Politics, Ideology, and
In 1936 Leningrad Communist University student A. Knopova stood up in front of her political discussion group and blurted out the following: "I disagree with Stalin when he says that everything is all right with the peasantry. In several regions the attitude of peasants towards Soviet power has become noticeably worse. Extraordinary measures have been used to repress the middle peasantry. If we continue with these policies, they will lead to a razsmychka [breaking] with the peasantry. Stalin addresses the issue very optimistically. He has followed through with the farm policies but they lack any planning." I As a Communist Party member and a student, Knopova clearly was aware that outspokenness would land her in trouble. Indeed, she was expelled from the Party and reprimanded by the university administration for uttering these remarks. Knopova, and thousands like her, experienced the pressures that accompanied membership in an organization that did not tolerate dissent.

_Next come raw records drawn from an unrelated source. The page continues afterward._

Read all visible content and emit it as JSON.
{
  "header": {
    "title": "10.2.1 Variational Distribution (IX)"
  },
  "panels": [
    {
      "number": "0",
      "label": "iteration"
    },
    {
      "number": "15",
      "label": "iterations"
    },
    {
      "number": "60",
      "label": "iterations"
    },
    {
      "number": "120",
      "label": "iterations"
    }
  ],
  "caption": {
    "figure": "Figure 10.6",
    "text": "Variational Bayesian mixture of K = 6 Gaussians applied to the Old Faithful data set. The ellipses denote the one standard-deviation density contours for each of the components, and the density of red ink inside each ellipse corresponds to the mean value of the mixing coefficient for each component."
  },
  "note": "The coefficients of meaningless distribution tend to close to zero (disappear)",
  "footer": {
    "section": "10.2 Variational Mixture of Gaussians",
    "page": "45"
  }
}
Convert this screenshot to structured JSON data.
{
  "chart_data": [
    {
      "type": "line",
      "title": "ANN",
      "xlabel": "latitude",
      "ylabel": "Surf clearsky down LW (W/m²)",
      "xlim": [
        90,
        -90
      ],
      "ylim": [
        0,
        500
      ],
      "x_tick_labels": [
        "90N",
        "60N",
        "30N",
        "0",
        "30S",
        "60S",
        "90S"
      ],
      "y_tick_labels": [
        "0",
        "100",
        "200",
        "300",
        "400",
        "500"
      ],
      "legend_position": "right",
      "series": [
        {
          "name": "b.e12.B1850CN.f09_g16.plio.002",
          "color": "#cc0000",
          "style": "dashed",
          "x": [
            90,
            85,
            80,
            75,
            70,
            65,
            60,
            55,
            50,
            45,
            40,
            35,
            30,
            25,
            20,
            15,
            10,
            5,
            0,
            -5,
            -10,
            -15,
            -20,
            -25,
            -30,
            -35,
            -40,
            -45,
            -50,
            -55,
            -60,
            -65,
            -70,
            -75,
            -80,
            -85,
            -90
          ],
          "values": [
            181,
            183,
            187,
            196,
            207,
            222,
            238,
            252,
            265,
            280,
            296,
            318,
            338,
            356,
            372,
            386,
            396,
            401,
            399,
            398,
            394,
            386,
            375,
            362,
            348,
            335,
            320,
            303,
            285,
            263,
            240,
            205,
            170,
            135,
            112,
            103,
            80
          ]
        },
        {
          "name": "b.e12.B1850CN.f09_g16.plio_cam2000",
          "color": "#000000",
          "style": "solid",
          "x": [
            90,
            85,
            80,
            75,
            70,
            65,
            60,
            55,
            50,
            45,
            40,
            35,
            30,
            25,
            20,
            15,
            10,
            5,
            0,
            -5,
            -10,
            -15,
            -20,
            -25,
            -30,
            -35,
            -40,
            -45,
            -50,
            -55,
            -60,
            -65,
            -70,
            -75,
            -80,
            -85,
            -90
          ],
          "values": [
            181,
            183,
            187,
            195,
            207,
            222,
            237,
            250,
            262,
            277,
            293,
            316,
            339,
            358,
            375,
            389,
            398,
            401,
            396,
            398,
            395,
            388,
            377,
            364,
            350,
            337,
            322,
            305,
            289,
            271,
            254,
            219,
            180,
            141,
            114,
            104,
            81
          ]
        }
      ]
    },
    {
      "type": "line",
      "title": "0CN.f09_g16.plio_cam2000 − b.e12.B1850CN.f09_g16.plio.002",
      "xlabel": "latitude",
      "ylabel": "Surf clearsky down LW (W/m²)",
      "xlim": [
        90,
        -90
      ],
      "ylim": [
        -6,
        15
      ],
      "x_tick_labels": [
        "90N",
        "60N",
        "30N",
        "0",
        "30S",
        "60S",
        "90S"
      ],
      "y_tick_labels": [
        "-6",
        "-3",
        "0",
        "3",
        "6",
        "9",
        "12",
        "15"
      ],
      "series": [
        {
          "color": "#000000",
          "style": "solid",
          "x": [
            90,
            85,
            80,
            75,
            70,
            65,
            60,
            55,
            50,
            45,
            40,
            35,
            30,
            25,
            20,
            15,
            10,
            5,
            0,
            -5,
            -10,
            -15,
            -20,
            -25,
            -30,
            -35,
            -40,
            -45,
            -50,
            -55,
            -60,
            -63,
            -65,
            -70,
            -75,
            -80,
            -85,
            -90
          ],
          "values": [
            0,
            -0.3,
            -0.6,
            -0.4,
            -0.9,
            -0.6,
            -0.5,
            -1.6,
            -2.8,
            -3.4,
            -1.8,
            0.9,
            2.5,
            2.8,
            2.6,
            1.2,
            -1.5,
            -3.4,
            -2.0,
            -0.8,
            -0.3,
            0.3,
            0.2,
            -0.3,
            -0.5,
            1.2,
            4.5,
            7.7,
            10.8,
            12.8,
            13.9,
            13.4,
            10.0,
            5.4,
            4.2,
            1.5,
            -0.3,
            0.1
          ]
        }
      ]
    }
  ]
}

This chapter examines the process by which the Communist Party reined in student activism and established a new framework for student organizations. The Party used its ancillary agency, the Central Bureau of Proletarian Students, to accomplish this goal. Between 1917 and 1926, the crude machinery of Party politics processed the raw material of youthful political and ideological vigour. After the usurpation of independent student councils, independent-minded students became targets for intimidation and repression. During the first five-year plan a new generation of student activists, identifying their goals with socialism, attacked the NEP system and its holdovers, but the tide of radicalism was checked as it began to threaten established channels of authority in higher education. By the mid-I930s, with student organizations firmly under the control of trade-union councils, the studenchestvo had been relegated to the status of a state-sponsored corporate group.